Her sobs did not elicit a response and, finally, she knew she had no choice but to return to the waiting room, She dried her eyes and struggled to maintain her composure, though she was embarrassed and humiliated as all eyes seemed to be on her.

After more than four hours, O’Connor was finally ushered into the bowels of emergency where white coated doctors hustled about, dealing with a myriad of complaints.

The doctor who saw O’Connor was kind, compassionate and understanding. He listened to her story and did preliminary tests.

“He said he would do his utmost to expedite a CT scan and brain scan, but unfortunately he didn’t think he had much influence. He persuaded me to take some morphine home with me and also some anti anxiety pills to help me sleep. I had not slept since that Sept. 3 diagnosis. And then they sent me home.”

On Fr., Sept. 13 O’Connor received a call from the cancer centre. The soft spoken lady on the phone told her she was working late to catch up on a backlog of files.

Apparently, a CT scan had been scheduled for Sept. 25 and a consultation with an oncologist set for Sept. 24. A brain scan wasn’t mentioned.

However, after O’Connor told her she was also experiencing cluster migraines the lady agreed a brain scan should be scheduled as well.

For O’Connor, the waiting game was continuing.

“I spent the weekend angry that I have to wait until Sept. 24 to see an oncologist. Angry that when I do eventually see him he isn’t going to be able to tell me anything because I won’t have had any of the necessary scans done before hand.”

On Mon. Sept. 16, O’Connor phoned the cancer centre to try to get the scans moved ahead.

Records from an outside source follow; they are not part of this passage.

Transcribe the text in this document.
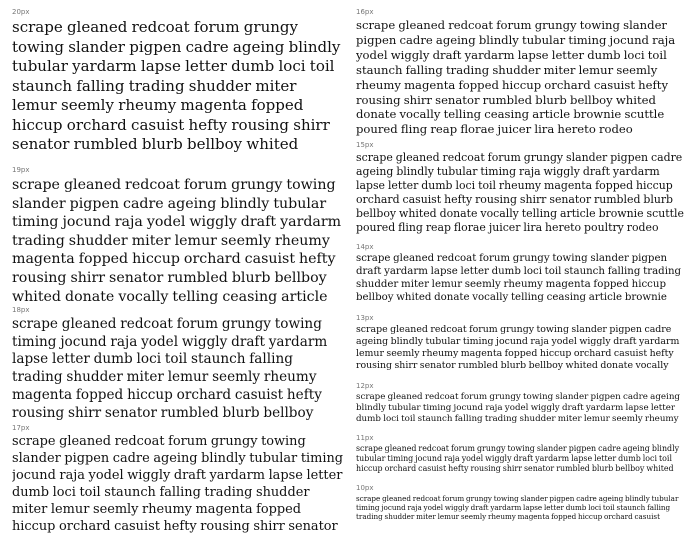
20px

scrape gleaned redcoat forum grungy towing slander pigpen cadre ageing blindly tubular yardarm lapse letter dumb loci toil staunch falling trading shudder miter lemur seemly rheumy magenta fopped hiccup orchard casuist hefty rousing shirr senator rumbled blurb bellboy whited

19px

scrape gleaned redcoat forum grungy towing slander pigpen cadre ageing blindly tubular timing jocund raja yodel wiggly draft yardarm trading shudder miter lemur seemly rheumy magenta fopped hiccup orchard casuist hefty rousing shirr senator rumbled blurb bellboy whited donate vocally telling ceasing article

18px

scrape gleaned redcoat forum grungy towing timing jocund raja yodel wiggly draft yardarm lapse letter dumb loci toil staunch falling trading shudder miter lemur seemly rheumy magenta fopped hiccup orchard casuist hefty rousing shirr senator rumbled blurb bellboy

17px

scrape gleaned redcoat forum grungy towing slander pigpen cadre ageing blindly tubular timing jocund raja yodel wiggly draft yardarm lapse letter dumb loci toil staunch falling trading shudder miter lemur seemly rheumy magenta fopped hiccup orchard casuist hefty rousing shirr senator

16px

scrape gleaned redcoat forum grungy towing slander pigpen cadre ageing blindly tubular timing jocund raja yodel wiggly draft yardarm lapse letter dumb loci toil staunch falling trading shudder miter lemur seemly rheumy magenta fopped hiccup orchard casuist hefty rousing shirr senator rumbled blurb bellboy whited donate vocally telling ceasing article brownie scuttle poured fling reap florae juicer lira hereto rodeo

15px

scrape gleaned redcoat forum grungy slander pigpen cadre ageing blindly tubular timing raja wiggly draft yardarm lapse letter dumb loci toil rheumy magenta fopped hiccup orchard casuist hefty rousing shirr senator rumbled blurb bellboy whited donate vocally telling article brownie scuttle poured fling reap florae juicer lira hereto poultry rodeo

14px

scrape gleaned redcoat forum grungy towing slander pigpen draft yardarm lapse letter dumb loci toil staunch falling trading shudder miter lemur seemly rheumy magenta fopped hiccup bellboy whited donate vocally telling ceasing article brownie

13px

scrape gleaned redcoat forum grungy towing slander pigpen cadre ageing blindly tubular timing jocund raja yodel wiggly draft yardarm lemur seemly rheumy magenta fopped hiccup orchard casuist hefty rousing shirr senator rumbled blurb bellboy whited donate vocally

12px

scrape gleaned redcoat forum grungy towing slander pigpen cadre ageing blindly tubular timing jocund raja yodel wiggly draft yardarm lapse letter dumb loci toil staunch falling trading shudder miter lemur seemly rheumy

11px

scrape gleaned redcoat forum grungy towing slander pigpen cadre ageing blindly tubular timing jocund raja yodel wiggly draft yardarm lapse letter dumb loci toil hiccup orchard casuist hefty rousing shirr senator rumbled blurb bellboy whited

10px

scrape gleaned redcoat forum grungy towing slander pigpen cadre ageing blindly tubular timing jocund raja yodel wiggly draft yardarm lapse letter dumb loci toil staunch falling trading shudder miter lemur seemly rheumy magenta fopped hiccup orchard casuist
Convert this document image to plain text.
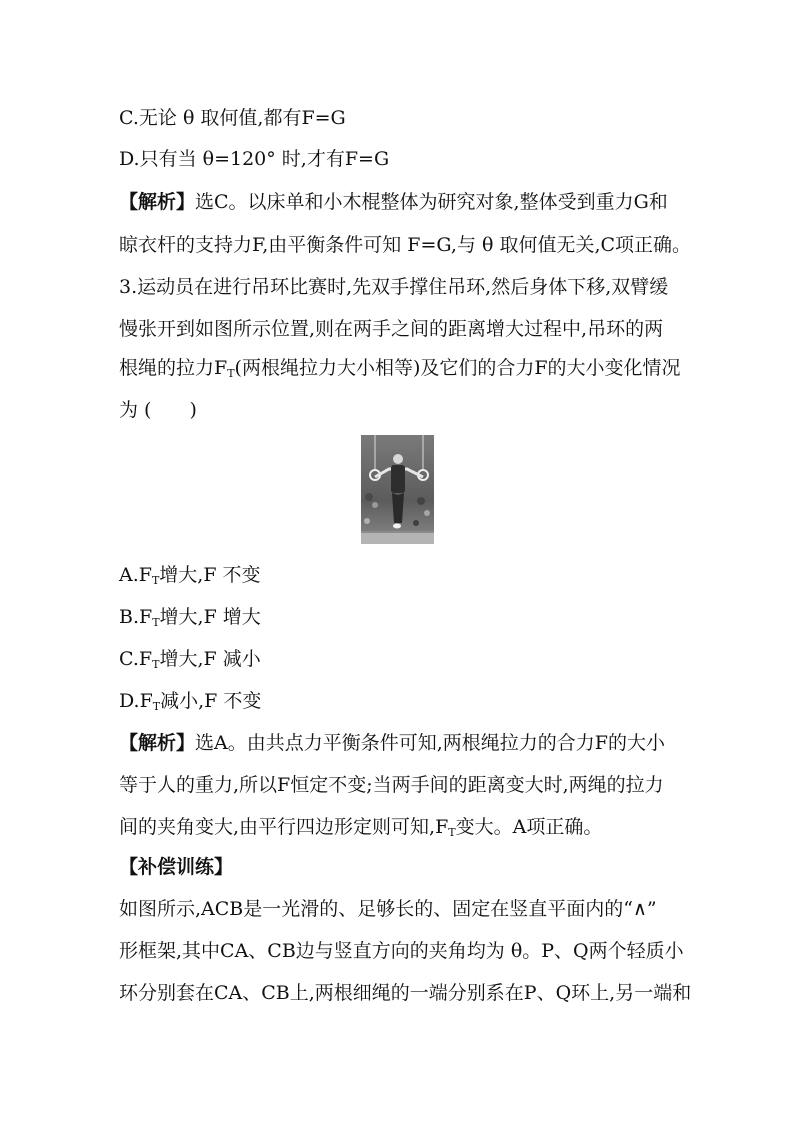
C.无论 θ 取何值,都有F=G
D.只有当 θ=120° 时,才有F=G
【解析】选C。以床单和小木棍整体为研究对象,整体受到重力G和
晾衣杆的支持力F,由平衡条件可知 F=G,与 θ 取何值无关,C项正确。
3.运动员在进行吊环比赛时,先双手撑住吊环,然后身体下移,双臂缓
慢张开到如图所示位置,则在两手之间的距离增大过程中,吊环的两
根绳的拉力$F_T$(两根绳拉力大小相等)及它们的合力F的大小变化情况
为 (　　)
$A.F_T$增大,F 不变
$B.F_T$增大,F 增大
$C.F_T$增大,F 减小
$D.F_T$减小,F 不变
【解析】选A。由共点力平衡条件可知,两根绳拉力的合力F的大小
等于人的重力,所以F恒定不变;当两手间的距离变大时,两绳的拉力
间的夹角变大,由平行四边形定则可知$,F_T$变大。A项正确。
【补偿训练】
如图所示,ACB是一光滑的、足够长的、固定在竖直平面内的“∧”
形框架,其中CA、CB边与竖直方向的夹角均为 θ。P、Q两个轻质小
环分别套在CA、CB上,两根细绳的一端分别系在P、Q环上,另一端和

She was told to encourage her family doctor to use her influence.

On Tue., Sept. 17 she was notified a CT and brain scan scheduled for Sept. 20 and she will see the oncologist on Sept. 24.

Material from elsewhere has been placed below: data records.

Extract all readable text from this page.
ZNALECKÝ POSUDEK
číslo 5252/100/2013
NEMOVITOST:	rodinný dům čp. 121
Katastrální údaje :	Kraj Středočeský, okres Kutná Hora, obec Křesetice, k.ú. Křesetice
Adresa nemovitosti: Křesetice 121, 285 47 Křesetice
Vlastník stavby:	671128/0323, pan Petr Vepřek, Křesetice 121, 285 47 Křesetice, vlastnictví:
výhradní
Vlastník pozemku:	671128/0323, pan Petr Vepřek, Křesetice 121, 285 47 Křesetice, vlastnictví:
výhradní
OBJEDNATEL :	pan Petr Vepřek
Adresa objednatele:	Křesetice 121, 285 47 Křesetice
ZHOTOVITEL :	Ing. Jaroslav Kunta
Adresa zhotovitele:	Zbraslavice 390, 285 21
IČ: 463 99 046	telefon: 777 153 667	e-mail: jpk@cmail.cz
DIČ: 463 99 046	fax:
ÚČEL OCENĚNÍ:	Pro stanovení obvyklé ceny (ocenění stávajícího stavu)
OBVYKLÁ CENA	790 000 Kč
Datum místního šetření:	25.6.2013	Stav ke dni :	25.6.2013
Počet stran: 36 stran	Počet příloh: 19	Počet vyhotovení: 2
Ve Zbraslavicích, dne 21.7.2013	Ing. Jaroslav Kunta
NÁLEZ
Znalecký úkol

“Hopefully I will find out what the bigger picture is then.”

For O’Connor, waiting in the wings of the unknown, fearful and without the support of a medical system she feels has failed her miserably, the last three weeks have been nothing short of hell on earth.

“I want the provincial and federal government to be aware of what is going on at the Red Deer Hospital through inadequate funding. This is beyond party politics. We have to do something, because staff and patients deserve better. It is not fair that three weeks of my potentially shortened life have been spent in hell,” she said. “This is not good enough.”

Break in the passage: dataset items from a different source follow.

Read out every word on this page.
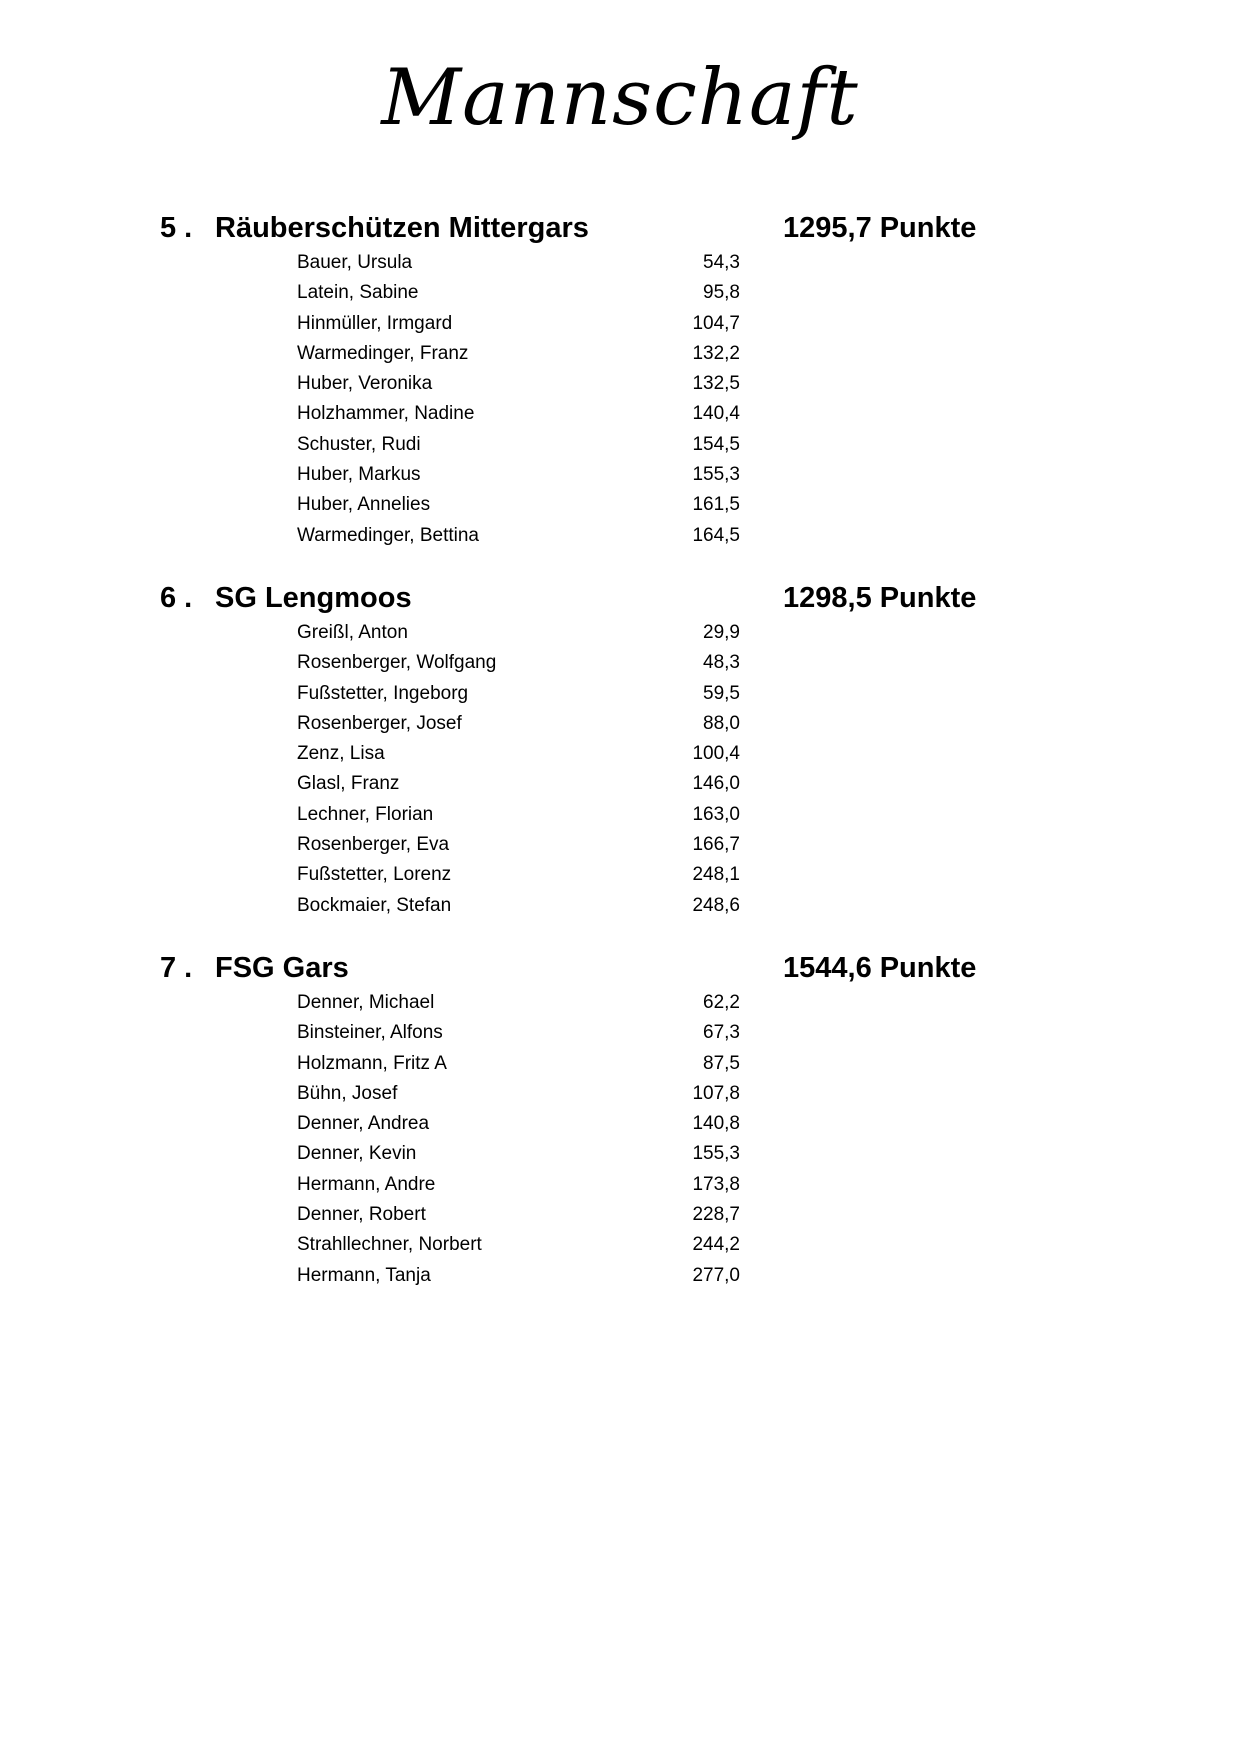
Mannschaft
5 . Räuberschützen Mittergars	1295,7 Punkte
Bauer, Ursula	54,3
Latein, Sabine	95,8
Hinmüller, Irmgard	104,7
Warmedinger, Franz	132,2
Huber, Veronika	132,5
Holzhammer, Nadine	140,4
Schuster, Rudi	154,5
Huber, Markus	155,3
Huber, Annelies	161,5
Warmedinger, Bettina	164,5
6 . SG Lengmoos	1298,5 Punkte
Greißl, Anton	29,9
Rosenberger, Wolfgang	48,3
Fußstetter, Ingeborg	59,5
Rosenberger, Josef	88,0
Zenz, Lisa	100,4
Glasl, Franz	146,0
Lechner, Florian	163,0
Rosenberger, Eva	166,7
Fußstetter, Lorenz	248,1
Bockmaier, Stefan	248,6
7 . FSG Gars	1544,6 Punkte
Denner, Michael	62,2
Binsteiner, Alfons	67,3
Holzmann, Fritz A	87,5
Bühn, Josef	107,8
Denner, Andrea	140,8
Denner, Kevin	155,3
Hermann, Andre	173,8
Denner, Robert	228,7
Strahllechner, Norbert	244,2
Hermann, Tanja	277,0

O’Connor said she wants to tell her story even though she has been told it won’t make a difference.

“Just because it has been this way for years does not mean that it has to continue. I’m sure that people said similar things to Martin Luther King and William Wilberforce. It only takes one person to cast a stone in to make a ripple. Please don’t let apathy win.”

Alberta Health Services Acting Communication Director, Heather Kipling said she did not know the average wait times for CT scans and appoinments at the Red Deer cancer centre, but she would look into the matter.